Thursday, 7 June 2012

White Oak

I think of canopy trees as 'street ' and 'park' depending on how they have been pruned and underlimbed.  'Park' trees usually have the luxury of plenty of space and develop large low limbs - sometimes so low you have to duck to walk under.  This sketch is a mid-sized white oak - probably 50 cm. diameter trunk and 12m height.  Aside from being true tree royalty, this oak is definitely a great 'park' tree. I wish I had got closer to show more of the sturdy branches under the canopy.

I learned from an Irish colleague, just last week, that Oak trees were often planted beside churches in Ireland, for the very practical reason of having some good lumber close at hand as the inevitable repairs to the interior where required over the decades and centuries.  What a different attitude and perspective on time than we have here in 21st century North America.

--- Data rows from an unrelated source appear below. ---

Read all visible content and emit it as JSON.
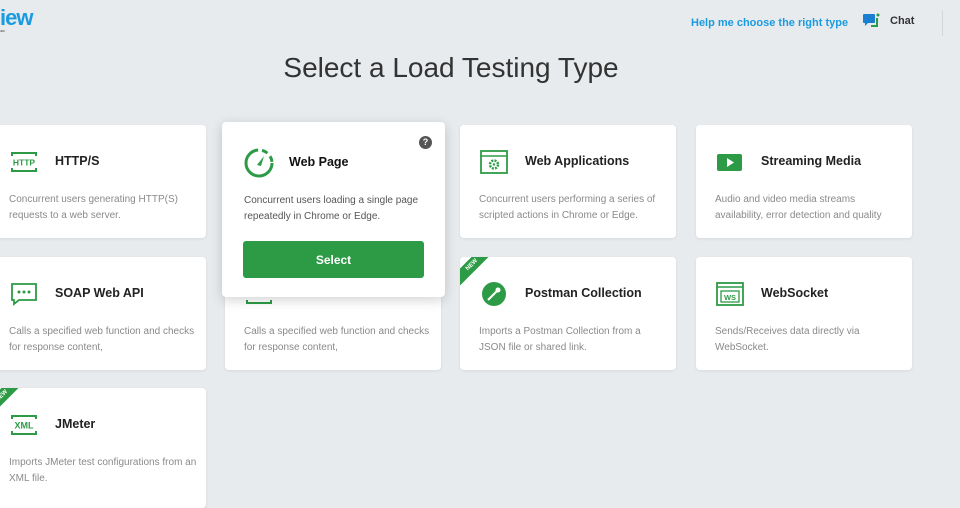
{
  "header": {
    "logo": "iew",
    "logo_sub": "ooo",
    "help_link": "Help me choose the right type",
    "chat_label": "Chat"
  },
  "title": "Select a Load Testing Type",
  "accent": "#2d9b45",
  "link_color": "#1a9be0",
  "cards": [
    {
      "title": "HTTP/S",
      "desc": "Concurrent users generating HTTP(S) requests to a web server.",
      "icon": "http-icon",
      "new": false
    },
    {
      "title": "Web Applications",
      "desc": "Concurrent users performing a series of scripted actions in Chrome or Edge.",
      "icon": "web-app-gear-icon",
      "new": false
    },
    {
      "title": "Streaming Media",
      "desc": "Audio and video media streams availability, error detection and quality",
      "icon": "play-icon",
      "new": false
    },
    {
      "title": "SOAP Web API",
      "desc": "Calls a specified web function and checks for response content,",
      "icon": "chat-bubble-icon",
      "new": false
    },
    {
      "title": "",
      "desc": "Calls a specified web function and checks for response content,",
      "icon": "api-icon",
      "new": false
    },
    {
      "title": "Postman Collection",
      "desc": "Imports a Postman Collection from a JSON file or shared link.",
      "icon": "postman-icon",
      "new": true,
      "badge": "NEW"
    },
    {
      "title": "WebSocket",
      "desc": "Sends/Receives data directly via WebSocket.",
      "icon": "websocket-icon",
      "new": false
    },
    {
      "title": "JMeter",
      "desc": "Imports JMeter test configurations from an XML file.",
      "icon": "xml-icon",
      "new": true,
      "badge": "NEW"
    }
  ],
  "hover_card": {
    "title": "Web Page",
    "desc": "Concurrent users loading a single page repeatedly in Chrome or Edge.",
    "help": "?",
    "select_label": "Select",
    "icon": "speedometer-icon"
  }
}
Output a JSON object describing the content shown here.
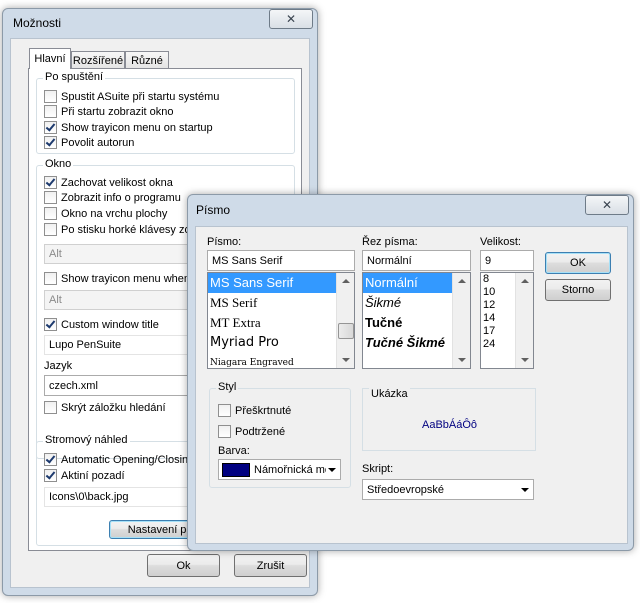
{
  "options": {
    "title": "Možnosti",
    "tabs": [
      "Hlavní",
      "Rozšířené",
      "Různé"
    ],
    "startup": {
      "label": "Po spuštění",
      "items": [
        {
          "label": "Spustit ASuite při startu systému",
          "checked": false
        },
        {
          "label": "Při startu zobrazit okno",
          "checked": false
        },
        {
          "label": "Show trayicon menu on startup",
          "checked": true
        },
        {
          "label": "Povolit autorun",
          "checked": true
        }
      ]
    },
    "window": {
      "label": "Okno",
      "items": [
        {
          "label": "Zachovat velikost okna",
          "checked": true
        },
        {
          "label": "Zobrazit info o programu",
          "checked": false
        },
        {
          "label": "Okno na vrchu plochy",
          "checked": false
        },
        {
          "label": "Po stisku horké klávesy zob",
          "checked": false
        }
      ],
      "hotkey_combo": "Alt",
      "trayicon_label": "Show trayicon menu when",
      "trayicon_combo": "Alt",
      "custom_title_label": "Custom window title",
      "custom_title_value": "Lupo PenSuite",
      "language_label": "Jazyk",
      "language_value": "czech.xml",
      "hide_search_label": "Skrýt záložku hledání"
    },
    "tree": {
      "label": "Stromový náhled",
      "auto_label": "Automatic Opening/Closing",
      "bg_label": "Aktiní pozadí",
      "bg_path": "Icons\\0\\back.jpg",
      "font_button": "Nastavení písma"
    },
    "ok": "Ok",
    "cancel": "Zrušit"
  },
  "font_dialog": {
    "title": "Písmo",
    "font_label": "Písmo:",
    "font_value": "MS Sans Serif",
    "font_list": [
      "MS Sans Serif",
      "MS Serif",
      "MT Extra",
      "Myriad Pro",
      "Niagara Engraved"
    ],
    "style_label": "Řez písma:",
    "style_value": "Normální",
    "style_list": [
      "Normální",
      "Šikmé",
      "Tučné",
      "Tučné Šikmé"
    ],
    "size_label": "Velikost:",
    "size_value": "9",
    "size_list": [
      "8",
      "10",
      "12",
      "14",
      "17",
      "24"
    ],
    "ok": "OK",
    "cancel": "Storno",
    "effects_label": "Styl",
    "strike_label": "Přeškrtnuté",
    "underline_label": "Podtržené",
    "color_label": "Barva:",
    "color_value": "Námořnická mo",
    "color_swatch": "#000080",
    "sample_label": "Ukázka",
    "sample_text": "AaBbÁáÔô",
    "script_label": "Skript:",
    "script_value": "Středoevropské"
  }
}
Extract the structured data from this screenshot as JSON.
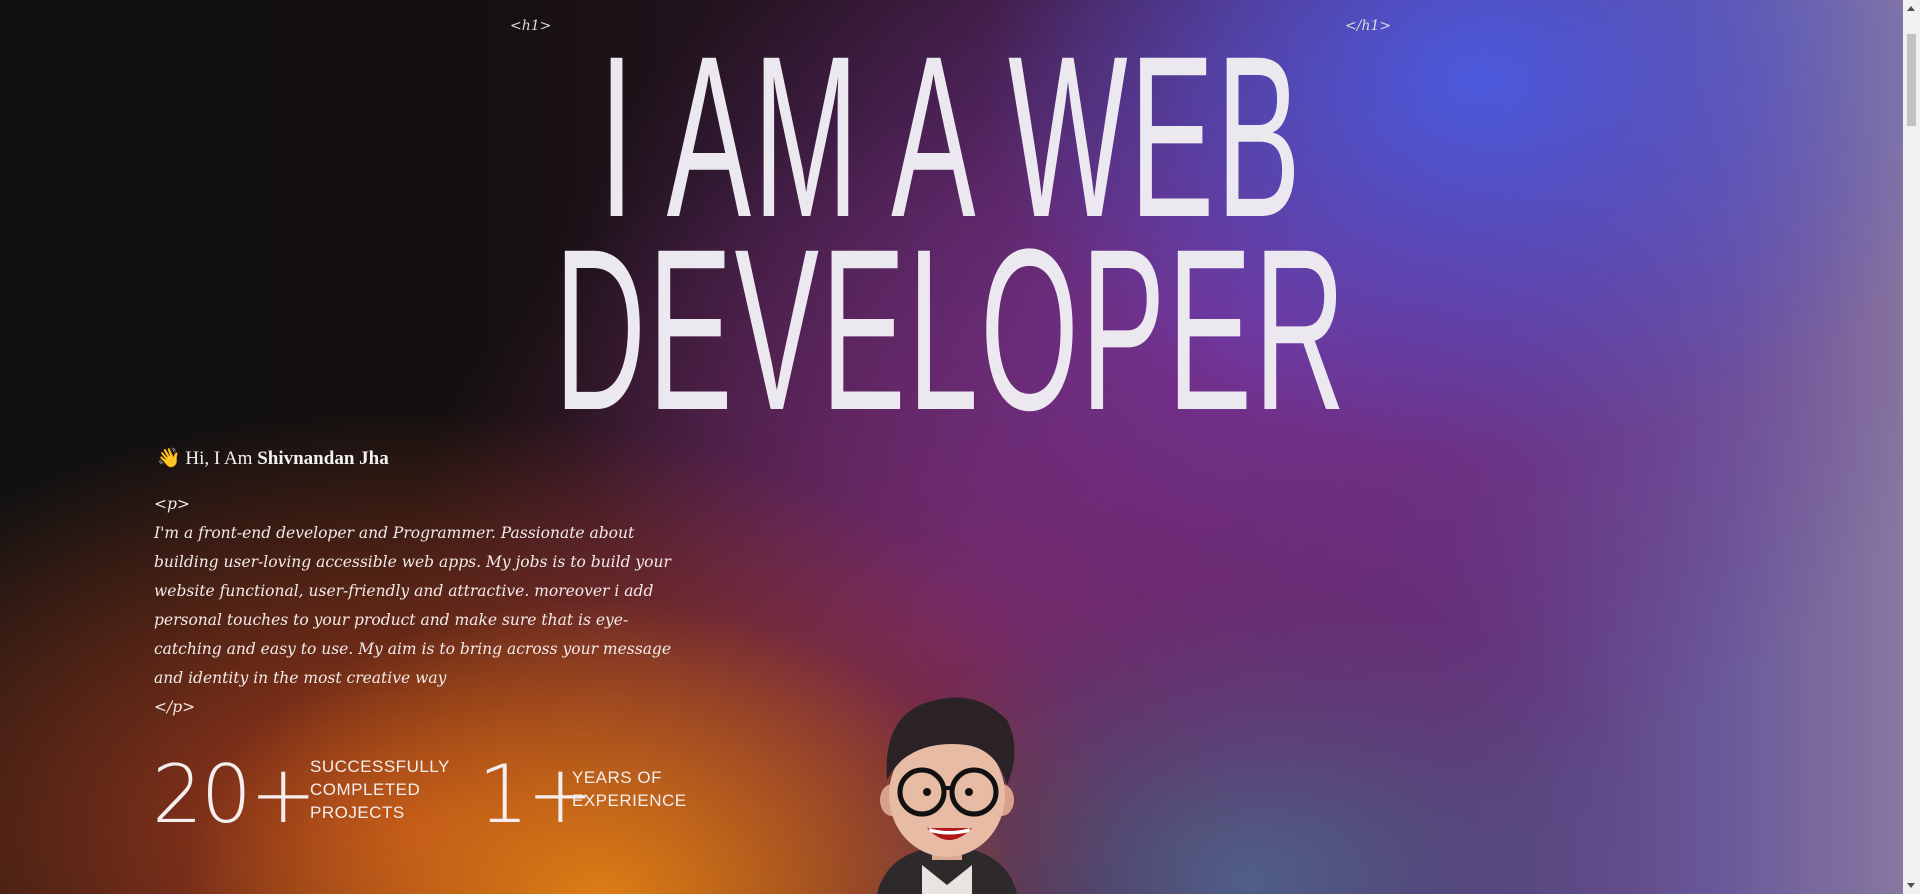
{
  "hero": {
    "open_tag": "<h1>",
    "close_tag": "</h1>",
    "title_line1": "I AM A WEB",
    "title_line2": "DEVELOPER"
  },
  "intro": {
    "wave_icon": "👋",
    "greeting": "Hi, I Am",
    "name": "Shivnandan Jha"
  },
  "about": {
    "open_tag": "<p>",
    "text": "I'm a front-end developer and Programmer. Passionate about building user-loving accessible web apps. My jobs is to build your website functional, user-friendly and attractive. moreover i add personal touches to your product and make sure that is eye-catching and easy to use. My aim is to bring across your message and identity in the most creative way",
    "close_tag": "</p>"
  },
  "stats": [
    {
      "value": "20+",
      "label": "SUCCESSFULLY COMPLETED PROJECTS"
    },
    {
      "value": "1+",
      "label": "YEARS OF EXPERIENCE"
    }
  ]
}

Over my career as a landscape architect, I have done hundreds of sketches with trees.  I developed a drawing shorthand style for vignettes of design proposals, which employs a sort of graphic symbol for trees and people which is quick and effective, but doesn't really portray the real attributes of particular species, or reality of what people look like.  As a sketcher, it has been on my mind to do a series of tree portraits, not only of the different species, but some of the wonderful landmark trees in Ottawa which are truly heritage elements.

 Trees are hard to draw, as the filigree of light and glimpses of branches can be fussy.  They are more challenging to paint as there are at least three shades of green, depending on the reflection of light in the open portions and dark shadow parts.  Strangely it seems that the colour values are as much in layers of depth as opposed to upper and lower, sun and shadow sides.